And now I recommend it to everyone.

Edward Humes writes wonderfully, and Garbology is such a well-organized book (the editor side of my brain thought about that a lot while reading). He easily shifts from individuals’ stories — the guy who proudly works at the landfill stuck with me — to historical overviews of trash in America. From land to sea, past to future, personal to corporate, Garbology makes you look at all the bits of refuse that surround you in a very different way. It makes you want to reduce your 102 ton personal trash legacy. It made me realize how much I rely on the crutch of ‘oh it’s recyclable’ to not really reduce my waste. The book isn’t a doom-and-gloom party, not at all; there are solutions, ideas, strategies already in place outside of America. (The waste to energy plants are ingenious, IMHO.) A lot of the problem seems to come down to scale. On smaller community levels, or in countries less trash-producing than America, it’s easier to manage. Which means bringing that 102-ton legacy down matters. The first step on that road is to stop ignoring our trash and pretending it just magically disappears when the garbage man takes it away.

A couple of personal waste reduction strategies I’m trying out, none of which are new to you eco-minded folks, but mark changes of habit for this wannabe:

  • Coffee in a reusable mug. In the past, I’ve given myself a pass to be lazy about this (and congratulated myself on not using one of those cardboard sleeves), but I’m kicking my disposable cup habit.
  • Composting at the office! Jen has a beautiful garden and it needs our food lefties. So we’ve just introduced Compie the Vegan Composter, and she’s had her first week at ECW HQ. Next up: figure out my home composting situation. (Toronto’s green bin program isn’t in effect in my apt complex.)
  • No more takeout. How hard it is to walk across the street to the restaurant and just eat there, instead of needlessly filling some single-use containers only to pitch them in the trash half an hour later?
  • Even better: prepare my own food more often & smarter grocery shopping! Better food, lower cost, more control over what I’m ingesting. When I’m grocery shopping now, I’m looking for plastic-free containers, ignoring those plastic produce bags (you don’t need them, I swear), and when I can’t find good alternatives, dropping a note to the customer service dept. I’m lucky to live in a city with a lot of alternatives to the big-box grocery store and with an organic bottled milk option. (Try the chocolate milk. Ridiculously tasty.)
  • Find it, don’t buy it new. I feel like a scavenger hunt ninja when I successfully accomplish a find-it mission. I needed a measuring cup; Value Village had a used one for me. Spatula? Mum’s basement/kitchen supplies. Cheaper and keepin’ it out of the landfill. And this is a two-way street of convenience when we put our unwanted but perfectly good things somewhere other than the garbage can.  My mum’s basement is full of perfectly good old stuff, and what we personally don’t need will be making its way on to the Freecycle listings or to a donation centre like Goodwill.
  • Refuse refuse. I think this tip came from The Zero Waste Home: when someone tries to give you a magnet advertising their carpet cleaning business, or some other doo-dad that you really don’t want and will just end up in the bin, just say no. I kind of felt like a jerk the first few times, but I got over it pretty quickly. When a cashier goes to put a flyer or bookmark or something extra in with my purchase, I just hand it back to the person and say no thank you. One less piece of garbage.

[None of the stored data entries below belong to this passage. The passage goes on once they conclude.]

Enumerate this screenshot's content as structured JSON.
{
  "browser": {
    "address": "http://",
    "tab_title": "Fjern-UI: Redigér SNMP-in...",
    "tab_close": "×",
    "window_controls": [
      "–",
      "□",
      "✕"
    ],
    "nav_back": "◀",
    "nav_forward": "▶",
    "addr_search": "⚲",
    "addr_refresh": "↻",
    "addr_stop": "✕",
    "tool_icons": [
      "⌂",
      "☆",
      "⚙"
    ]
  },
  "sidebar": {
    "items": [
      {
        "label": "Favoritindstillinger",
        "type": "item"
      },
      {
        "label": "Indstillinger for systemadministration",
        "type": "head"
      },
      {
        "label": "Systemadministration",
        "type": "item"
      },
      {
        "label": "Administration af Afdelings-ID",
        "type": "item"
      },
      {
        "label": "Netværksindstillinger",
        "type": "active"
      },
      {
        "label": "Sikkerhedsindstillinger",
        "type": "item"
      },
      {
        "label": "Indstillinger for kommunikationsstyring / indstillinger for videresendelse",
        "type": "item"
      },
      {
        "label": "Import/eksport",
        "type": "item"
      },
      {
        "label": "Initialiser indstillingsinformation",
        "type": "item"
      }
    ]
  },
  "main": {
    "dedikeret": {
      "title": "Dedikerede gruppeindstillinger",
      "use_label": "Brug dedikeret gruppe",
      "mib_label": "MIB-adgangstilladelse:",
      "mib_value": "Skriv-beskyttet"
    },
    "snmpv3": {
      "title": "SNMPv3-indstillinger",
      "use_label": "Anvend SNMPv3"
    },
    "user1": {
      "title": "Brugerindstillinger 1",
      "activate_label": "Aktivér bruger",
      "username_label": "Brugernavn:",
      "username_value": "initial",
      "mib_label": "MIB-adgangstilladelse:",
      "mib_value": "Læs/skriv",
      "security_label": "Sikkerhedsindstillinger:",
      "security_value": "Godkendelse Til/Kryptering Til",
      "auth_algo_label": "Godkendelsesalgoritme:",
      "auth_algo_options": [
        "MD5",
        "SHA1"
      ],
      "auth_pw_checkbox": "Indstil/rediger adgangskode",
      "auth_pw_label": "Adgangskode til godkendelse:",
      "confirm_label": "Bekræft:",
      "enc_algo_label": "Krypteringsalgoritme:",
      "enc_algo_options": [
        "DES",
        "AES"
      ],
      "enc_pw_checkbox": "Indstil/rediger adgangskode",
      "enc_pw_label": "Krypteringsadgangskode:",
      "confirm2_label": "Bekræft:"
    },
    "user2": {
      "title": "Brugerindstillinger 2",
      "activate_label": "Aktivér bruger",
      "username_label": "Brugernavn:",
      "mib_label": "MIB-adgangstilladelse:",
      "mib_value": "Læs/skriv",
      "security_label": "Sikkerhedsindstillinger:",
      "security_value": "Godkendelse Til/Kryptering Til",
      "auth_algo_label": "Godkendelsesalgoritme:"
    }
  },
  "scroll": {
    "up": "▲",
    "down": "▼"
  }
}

The extra bonus of all this is that I feel like I’m doing something — however small my actions are, I think they are crucial. More important than keeping one magnet out of a landfill, there has been a shift in my way of thinking about waste, about its significance, and that’s something that will affect my purchasing decisions, my involvement in my community, my expectations of government, and my participation in this ‘movement.’

I think the last book I read that inspired me to (try to) change my habits like this was Michael Pollan’s In Defense of Food.

Pick up Garbology; it’s a great read, and an important one.